F-1 Student Visa, Optional Practical Training Risks Continue
Although there have been discussions for some time that the Trump Administration would change the rules regarding Optional Practical Training (OPT), OPT did not show up in the most recent “regulatory agenda.”
Nevertheless, the Administration has been putting limits on F-1 students in other ways. Those changes, at least in part, are responsible for a decline in foreign student enrollment at U.S. institutions. Examples include:
The Travel Ban, while not specifically aimed at students, has made the prospect of obtaining a visa more daunting for students from the affected countries — Iran, Libya, North Korea, Somalia, Syria, Venezuela, and Yemen. The publicity around the various travel bans has led to doubts that the U.S. is a welcoming place to study.
The Administration has made it more challenging for companies to hire students in OPT STEM to work at client locations.
Chinese students have been subjected to additional restrictions.

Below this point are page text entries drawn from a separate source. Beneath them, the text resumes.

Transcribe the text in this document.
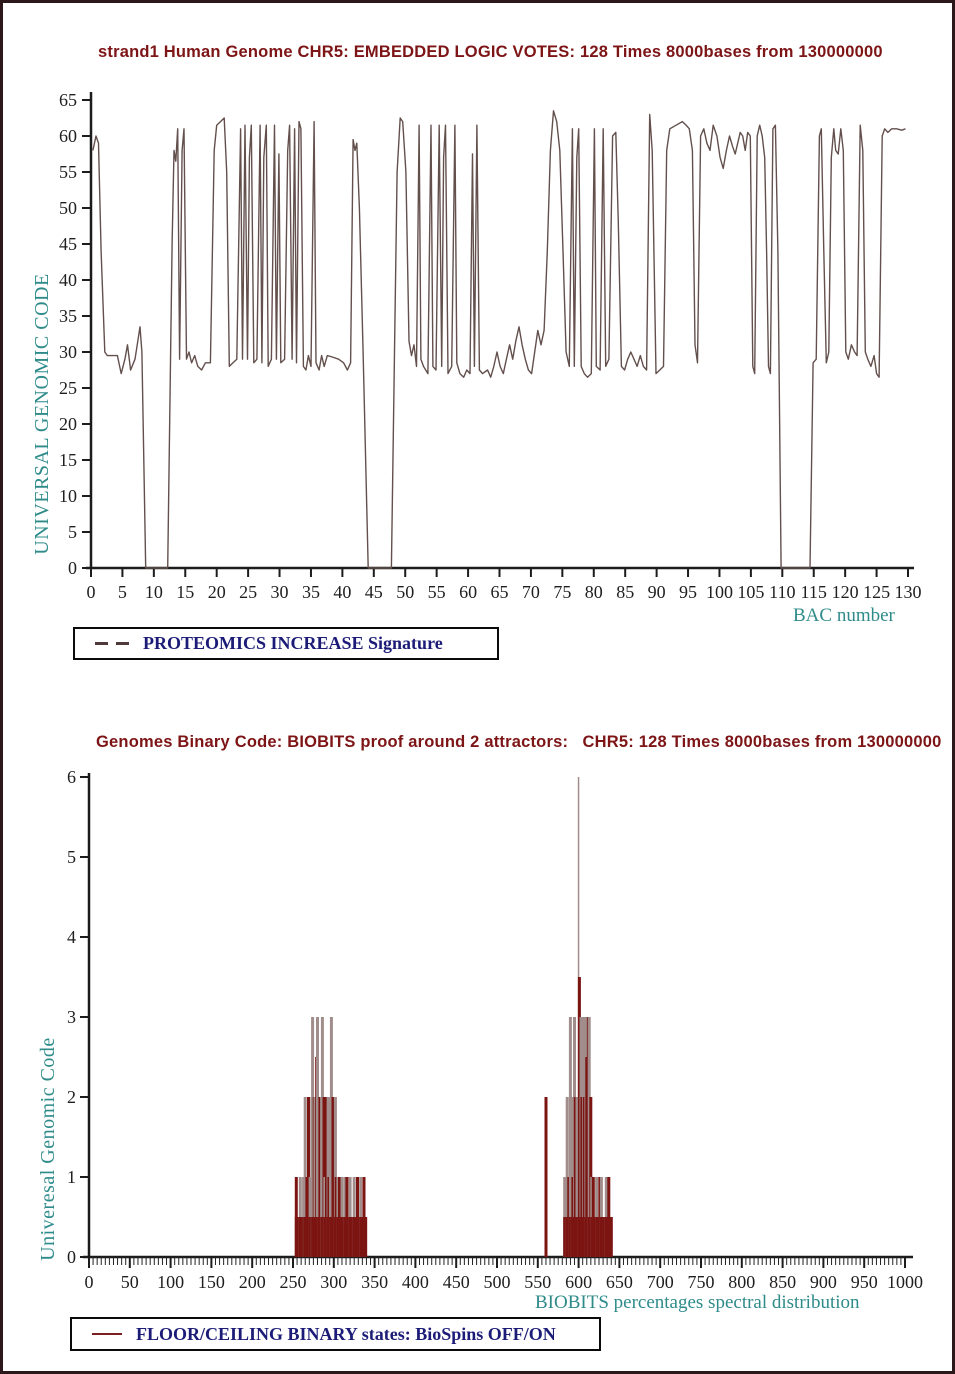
strand1 Human Genome CHR5: EMBEDDED LOGIC VOTES: 128 Times 8000bases from 130000000
0 5 10 15 20 25 30 35 40 45 50 55 60 65 70 75 80 85 90 95 100 105 110 115 120 125 130
0
5
10
15
20
25
30
35
40
45
50
55
60
65
UNIVERSAL GENOMIC CODE
BAC number
PROTEOMICS INCREASE Signature
Genomes Binary Code: BIOBITS proof around 2 attractors:   CHR5: 128 Times 8000bases from 130000000
0 50 100 150 200 250 300 350 400 450 500 550 600 650 700 750 800 850 900 950 1000
0
1
2
3
4
5
6
Univeresal Genomic Code
BIOBITS percentages spectral distribution
FLOOR/CEILING BINARY states: BioSpins OFF/ON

The Administration, in a policy memorandum, changed the rules on “unlawful presence” for students, making it much more likely that they will become subject three- and ten-year bars on admission to the U.S.
Recent reports reveal that USCIS is denying change of status to H-1B petitions to students who have used more than 12 months of practical training – counting both Curricular Practical Training (CPT) and OPT. Students with these denials would have to leave the U.S. and apply for their H-1B visas abroad. Although this can be quite an inconvenience, the real fear is that the Consulate will decide that the student had accumulated “unlawful presence” (without even realizing it) while working in OPT status and thus become subject to one of the bars on admission.
It is not yet clear what the Department of State will do, but as the Cap H-1B season approaches, it is important to consider all of the possible risks.